4.2.2. Ziyade-i Nisabın Hükmü
Ziyade-i nisab, yani iki ferîza arasındaki küsurat zekâta tâbi midir, değil midir? Bu cihet hadiste bildirilmediğinden beynel-eimme ihtilâf edilmiştir. İmâm Mâlik, Leys ibn-i Sa’d, Sevrî, Şafii, İbn-i Ebî Leylâ, Ebû Yusuf, Muhammed ve umûmiyetle ehl-i hadis, nisabdan fazla miktarda az olsun çok olsun rubu öşür hesabıyla zekât lâzımdır, demişlerdir.
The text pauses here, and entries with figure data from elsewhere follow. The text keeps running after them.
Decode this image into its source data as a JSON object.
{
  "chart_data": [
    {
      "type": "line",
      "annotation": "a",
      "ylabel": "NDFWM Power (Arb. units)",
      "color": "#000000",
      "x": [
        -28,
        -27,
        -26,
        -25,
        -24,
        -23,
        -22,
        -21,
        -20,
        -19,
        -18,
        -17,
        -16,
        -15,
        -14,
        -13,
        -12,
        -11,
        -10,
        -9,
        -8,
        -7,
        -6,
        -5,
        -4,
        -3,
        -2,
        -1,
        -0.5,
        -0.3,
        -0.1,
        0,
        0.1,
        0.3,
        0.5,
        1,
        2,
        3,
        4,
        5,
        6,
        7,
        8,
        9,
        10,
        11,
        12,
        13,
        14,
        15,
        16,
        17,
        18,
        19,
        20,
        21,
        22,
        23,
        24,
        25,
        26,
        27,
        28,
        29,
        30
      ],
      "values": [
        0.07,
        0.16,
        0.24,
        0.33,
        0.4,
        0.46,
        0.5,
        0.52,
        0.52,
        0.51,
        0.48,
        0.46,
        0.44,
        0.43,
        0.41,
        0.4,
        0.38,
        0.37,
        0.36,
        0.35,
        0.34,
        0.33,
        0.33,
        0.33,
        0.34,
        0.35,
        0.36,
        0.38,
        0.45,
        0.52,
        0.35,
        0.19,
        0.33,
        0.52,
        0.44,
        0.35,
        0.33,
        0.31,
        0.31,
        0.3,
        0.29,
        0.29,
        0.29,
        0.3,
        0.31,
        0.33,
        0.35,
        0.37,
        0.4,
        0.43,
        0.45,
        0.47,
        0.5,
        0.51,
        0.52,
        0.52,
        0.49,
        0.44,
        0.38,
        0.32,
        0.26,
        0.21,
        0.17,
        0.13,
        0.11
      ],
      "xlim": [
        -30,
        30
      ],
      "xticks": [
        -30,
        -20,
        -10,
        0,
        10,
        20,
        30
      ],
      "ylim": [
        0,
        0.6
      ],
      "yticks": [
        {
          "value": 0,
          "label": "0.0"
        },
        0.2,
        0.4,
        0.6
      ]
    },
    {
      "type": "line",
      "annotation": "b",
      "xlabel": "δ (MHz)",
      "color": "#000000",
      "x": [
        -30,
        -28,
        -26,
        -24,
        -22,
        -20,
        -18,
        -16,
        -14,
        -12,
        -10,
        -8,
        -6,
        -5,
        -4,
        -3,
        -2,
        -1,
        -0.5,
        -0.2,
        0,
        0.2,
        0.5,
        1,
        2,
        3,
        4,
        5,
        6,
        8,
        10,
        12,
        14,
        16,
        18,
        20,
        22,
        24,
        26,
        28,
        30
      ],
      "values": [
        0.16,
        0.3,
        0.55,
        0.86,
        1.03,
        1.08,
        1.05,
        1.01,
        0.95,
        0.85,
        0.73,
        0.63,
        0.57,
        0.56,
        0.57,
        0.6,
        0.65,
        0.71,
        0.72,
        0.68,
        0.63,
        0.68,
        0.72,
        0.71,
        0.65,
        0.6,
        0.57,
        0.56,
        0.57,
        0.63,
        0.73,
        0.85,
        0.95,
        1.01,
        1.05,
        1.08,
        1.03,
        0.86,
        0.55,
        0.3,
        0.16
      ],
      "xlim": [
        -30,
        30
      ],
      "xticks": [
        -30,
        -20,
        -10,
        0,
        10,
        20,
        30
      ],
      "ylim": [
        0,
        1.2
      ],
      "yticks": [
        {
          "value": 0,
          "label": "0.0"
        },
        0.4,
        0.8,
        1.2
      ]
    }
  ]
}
Bu ziyade velev ki az dahi olsa zekât tahakkuk eder. Şöyle ki: Mesela 201 dirhem olsa, 5 dirhem ile beraber 1 dirhemin kırkta biri zekât lâzım olması gayetle makuldür; fukara hakkında da nâfi’dir. (Yani 200 dirhemin zekâtı 5 dirhem, 1 dirhemin de 40’ta biri ayrıca verilir.)
İmâm-ı Ebû Hanife ile bazı eimme-i selef 200 dirhemden fazla olan gümüşte 40 dirheme ve 20 miskale zâid olan altında 4 dinara bâliğ olmadıkça bir şey lâzım gelmez. 240 dirheme bâliğ olan gümüşte 40 dirhem için 1 dirhem, 24 dinara bâliğ olan altında 4 dinarda 1 dirhem zekât vâcib olur, demişlerdir ki, bu da amelî bir hesaptır ve sermayeyi himayeye matuf bir ictihâddır.
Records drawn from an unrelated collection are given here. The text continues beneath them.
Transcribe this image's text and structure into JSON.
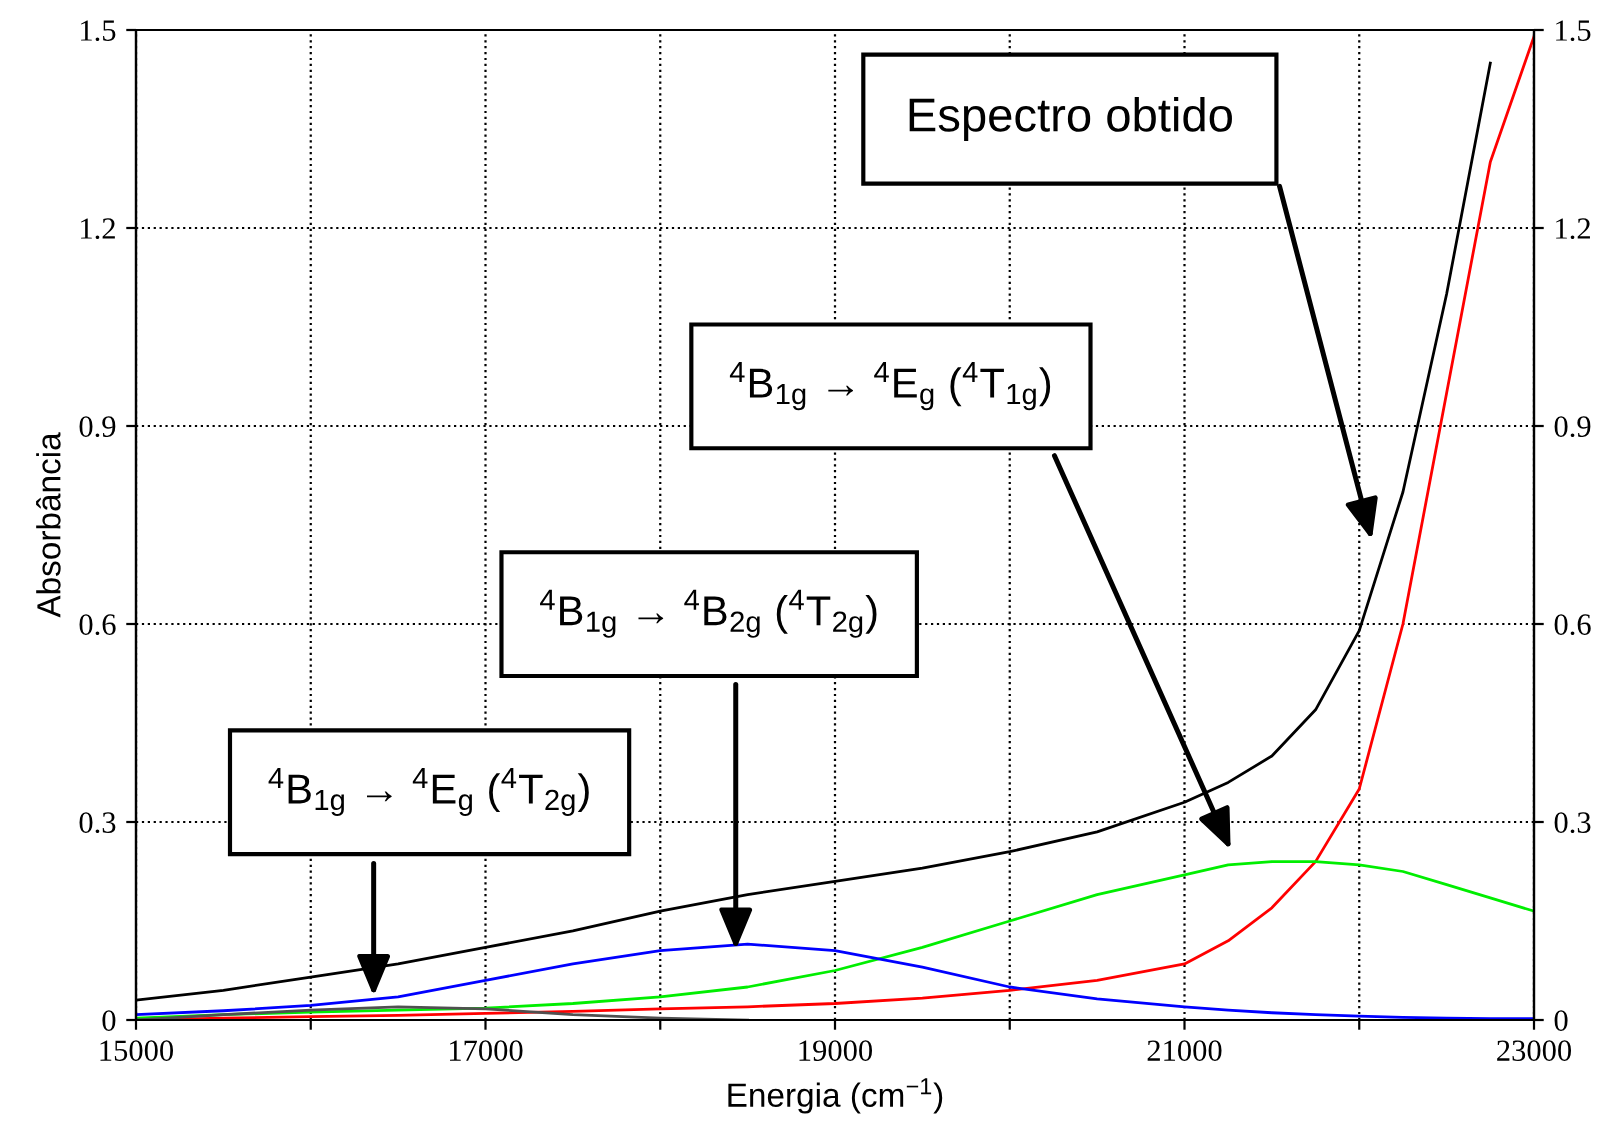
{
  "chart_data": {
    "type": "line",
    "xlabel": "Energia (cm$^{−1}$)",
    "ylabel": "Absorbância",
    "x": [
      15000,
      15500,
      16000,
      16500,
      17000,
      17500,
      18000,
      18500,
      19000,
      19500,
      20000,
      20500,
      21000,
      21250,
      21500,
      21750,
      22000,
      22250,
      22500,
      22750,
      23000
    ],
    "series": [
      {
        "color": "#000000",
        "values": [
          0.03,
          0.045,
          0.065,
          0.085,
          0.11,
          0.135,
          0.165,
          0.19,
          0.21,
          0.23,
          0.255,
          0.285,
          0.33,
          0.36,
          0.4,
          0.47,
          0.59,
          0.8,
          1.1,
          1.45,
          null
        ]
      },
      {
        "color": "#ff0000",
        "values": [
          0.0,
          0.003,
          0.005,
          0.007,
          0.01,
          0.013,
          0.017,
          0.02,
          0.025,
          0.033,
          0.045,
          0.06,
          0.085,
          0.12,
          0.17,
          0.24,
          0.35,
          0.6,
          0.95,
          1.3,
          1.49
        ]
      },
      {
        "color": "#00ee00",
        "values": [
          0.003,
          0.008,
          0.012,
          0.015,
          0.018,
          0.025,
          0.035,
          0.05,
          0.075,
          0.11,
          0.15,
          0.19,
          0.22,
          0.235,
          0.24,
          0.24,
          0.235,
          0.225,
          0.205,
          0.185,
          0.165
        ]
      },
      {
        "color": "#0000ff",
        "values": [
          0.008,
          0.014,
          0.022,
          0.035,
          0.06,
          0.085,
          0.105,
          0.115,
          0.105,
          0.08,
          0.05,
          0.032,
          0.02,
          0.015,
          0.011,
          0.008,
          0.006,
          0.004,
          0.003,
          0.002,
          0.002
        ]
      },
      {
        "color": "#505050",
        "values": [
          0.0,
          0.008,
          0.015,
          0.02,
          0.017,
          0.008,
          0.003,
          0.0,
          null,
          null,
          null,
          null,
          null,
          null,
          null,
          null,
          null,
          null,
          null,
          null,
          null
        ]
      }
    ],
    "xlim": [
      15000,
      23000
    ],
    "xticks": [
      15000,
      {
        "value": 16000,
        "label": null
      },
      17000,
      {
        "value": 18000,
        "label": null
      },
      19000,
      {
        "value": 20000,
        "label": null
      },
      21000,
      {
        "value": 22000,
        "label": null
      },
      23000
    ],
    "ylim": [
      0,
      1.5
    ],
    "yticks": [
      0,
      0.3,
      0.6,
      0.9,
      1.2,
      1.5
    ],
    "y2lim": [
      0,
      1.5
    ],
    "y2ticks": [
      0,
      0.3,
      0.6,
      0.9,
      1.2,
      1.5
    ],
    "grid": true,
    "line_style": "solid",
    "legend": false,
    "annotations": [
      "Espectro obtido",
      "$^{4}$B$_{1g}$ → $^{4}$E$_{g}$ ($^{4}$T$_{1g}$)",
      "$^{4}$B$_{1g}$ → $^{4}$B$_{2g}$ ($^{4}$T$_{2g}$)",
      "$^{4}$B$_{1g}$ → $^{4}$E$_{g}$ ($^{4}$T$_{2g}$)"
    ]
  }
}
200 dirhem gümüşte 5 dirhem, 20 miskal altında nısıf (yarım) miskal zekât lâzım gelir. Küsurattan alınmaz, diyerek daha genişlik tanıyanlar da vardır. (40 dirhemde 1 dirhem)
Cumhur-ı ulemâ da nisabdan fazlası -az olsun çok olsun- zekât lâzım gelir demişlerdir.